№604 テレビ   

№604 テレビ_e0125014_12574114.jpg 今ではテレビの無い家庭はないほどで一部屋に一台、一人に一台のテレビのある家庭も珍しく無い。

 広島でテレビ放送が開始されたのは58年前の、昭和31年3月であった。当時のテレビの価格は1インチ6万円と言われ、所得も少なく今で言う自家用車を買う以上の価格であったらしい。

 このような状態であるので阿品にテレビのある家は無かった。小学校の裏門近くにテレビを購入した家があったが、放課後に子ども達はその家のテレビを見せてもらっていたが一人10円くらいのお金を徴収していた。地御前の子ども達は学校でテレビの話をよくしていたが、貰う小遣いも僅かで学校から家に帰りまた地御前に行くのは遠いので、お金を払ってテレビを見た記憶は無い。

 そのうちテレビの普及とともに価格は下がったらしいが、それでも一般家庭ではテレビに手が届かなかった。昭和34年に皇太子殿下のご成婚を期にテレビが普及したらしいが、それでも阿品にはテレビのある家は数えるほどしかなかった。この日は部落中の女性が集まったのでは無いかと思われるほど、テレビのある家に集まりパレードを見ていた。

 当時のテレビはNHK1チャンネルのみで、放映時間は昼間1時間、夜4時間程度のみであったがその内、放映時間も長くなり中国放送やNHK教育テレビなどチャンネルも増えていった。

 夜の夕食が済んだ頃毎晩のようにテレビのある家に見せてもらいに行っていた。遅くまで見ていたが夜の放映が終わると日の丸のたなびく画像と、君が代の演奏が流されていたのが印象に残っている。

 当時の番組では「ジェスチャー」「連想ゲーム」などの記憶がある。

 我家にテレビが入ったのは遅いほうで昭和36~7年ではなかったかと思うが、それでもテレビの無い家の人が毎晩見に来ておられた。

 カラー放送は昭和39年頃開始されたが、カラーテレビは高価でとても買えるものでなかった。ある時セールスマンが廻って来て、簡単な装置で白黒テレビがカラー放送が見られると勧められ母が購入したことがある。それはテレビ画面と同じ大きさのプラスチックの板のようなもので板全面に細い筋状の線が横に刻んであった。
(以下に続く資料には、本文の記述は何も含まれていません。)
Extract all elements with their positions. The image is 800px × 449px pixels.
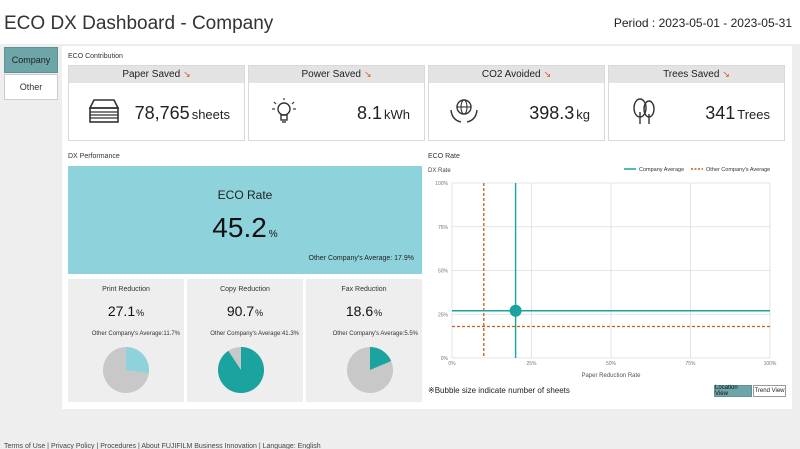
paper-saved-value: 78,765 sheets [135, 103, 230, 124]
x-tick-label: 75% [685, 361, 696, 367]
eco-rate-chart-label: ECO Rate [428, 153, 460, 160]
globe-hands-icon [450, 99, 478, 123]
fax-reduction-panel: Fax Reduction 18.6% Other Company's Aver… [306, 279, 422, 402]
y-tick-label: 100% [435, 181, 448, 187]
copy-reduction-number: 90.7 [226, 303, 255, 319]
location-view-button[interactable]: Location View [714, 385, 752, 397]
power-saved-title: Power Saved [301, 69, 361, 80]
pie-slice [126, 347, 150, 374]
print-reduction-number: 27.1 [107, 303, 136, 319]
eco-contribution-label: ECO Contribution [68, 53, 123, 60]
trees-saved-card: Trees Saved ↘ 341 Trees [608, 65, 785, 141]
copy-reduction-unit: % [255, 308, 264, 318]
x-tick-label: 0% [448, 361, 456, 367]
x-axis-label: Paper Reduction Rate [581, 373, 641, 379]
sidebar-tab-other[interactable]: Other [4, 74, 58, 100]
header: ECO DX Dashboard - Company Period : 2023… [0, 0, 800, 46]
co2-avoided-number: 398.3 [529, 103, 575, 123]
pie-slice [218, 347, 265, 393]
paper-saved-number: 78,765 [134, 103, 190, 123]
x-tick-label: 50% [606, 361, 617, 367]
trend-down-icon: ↘ [543, 69, 552, 79]
paper-stack-icon [88, 99, 120, 123]
fax-reduction-title: Fax Reduction [341, 286, 387, 293]
lightbulb-icon [272, 98, 296, 123]
dx-performance-label: DX Performance [68, 153, 120, 160]
eco-rate-title: ECO Rate [217, 188, 273, 202]
print-reduction-unit: % [136, 308, 145, 318]
power-saved-number: 8.1 [356, 103, 382, 123]
page-title: ECO DX Dashboard - Company [4, 13, 274, 34]
paper-saved-title: Paper Saved [122, 69, 181, 80]
trees-saved-title: Trees Saved [663, 69, 720, 80]
footer-links[interactable]: Terms of Use | Privacy Policy | Procedur… [0, 434, 800, 449]
copy-reduction-panel: Copy Reduction 90.7% Other Company's Ave… [187, 279, 303, 402]
paper-saved-header: Paper Saved ↘ [69, 66, 244, 83]
y-tick-label: 25% [438, 312, 449, 318]
fax-reduction-number: 18.6 [345, 303, 374, 319]
co2-avoided-value: 398.3 kg [529, 103, 590, 124]
print-reduction-panel: Print Reduction 27.1% Other Company's Av… [68, 279, 184, 402]
fax-reduction-other-average: Other Company's Average:5.5% [332, 331, 418, 337]
power-saved-value: 8.1 kWh [357, 103, 410, 124]
copy-reduction-pie [218, 347, 265, 393]
trees-saved-unit: Trees [737, 107, 770, 122]
print-reduction-title: Print Reduction [102, 286, 150, 293]
print-reduction-pie [103, 347, 150, 393]
eco-rate-value: 45.2% [68, 212, 422, 244]
trees-saved-number: 341 [705, 103, 736, 123]
co2-avoided-unit: kg [576, 107, 590, 122]
fax-reduction-value: 18.6% [306, 303, 422, 319]
print-reduction-value: 27.1% [68, 303, 184, 319]
trend-down-icon: ↘ [183, 69, 191, 79]
period-label: Period : 2023-05-01 - 2023-05-31 [613, 16, 792, 30]
y-tick-label: 75% [438, 225, 449, 231]
power-saved-unit: kWh [384, 107, 410, 122]
pie-slice [370, 347, 392, 370]
y-axis-label: DX Rate [428, 168, 451, 174]
paper-saved-unit: sheets [191, 107, 230, 122]
trees-saved-header: Trees Saved ↘ [609, 66, 784, 83]
power-saved-header: Power Saved ↘ [249, 66, 424, 83]
x-tick-label: 100% [764, 361, 777, 367]
eco-rate-number: 45.2 [212, 212, 267, 243]
trend-down-icon: ↘ [722, 69, 730, 79]
y-tick-label: 50% [438, 269, 449, 275]
print-reduction-other-average: Other Company's Average:11.7% [91, 331, 180, 337]
eco-rate-chart: 0%0% 25% 25% 50% 50% 75% 75% 100% 100% DX Rate Pap… [428, 167, 777, 379]
copy-reduction-value: 90.7% [187, 303, 303, 319]
co2-avoided-title: CO2 Avoided [481, 69, 541, 80]
legend-company-label: Company Average [639, 167, 684, 173]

 テレビ画面にそれを当てて見たが、光の屈折の関係なのか見る方向によっては薄い虹のように見えるだけで、とてもカラー画像と言えるものではなかった。近所でも何軒かは購入した家もあったが騙されたと騒いでいたのが記憶に残っている。

 当時のテレビは価格も高価でブラウン管方式のため奥行きも長く重いものであったが、今では壁に架けられるほど薄く軽くなっている。価格も驚くほど安価になり隔世の思いがある。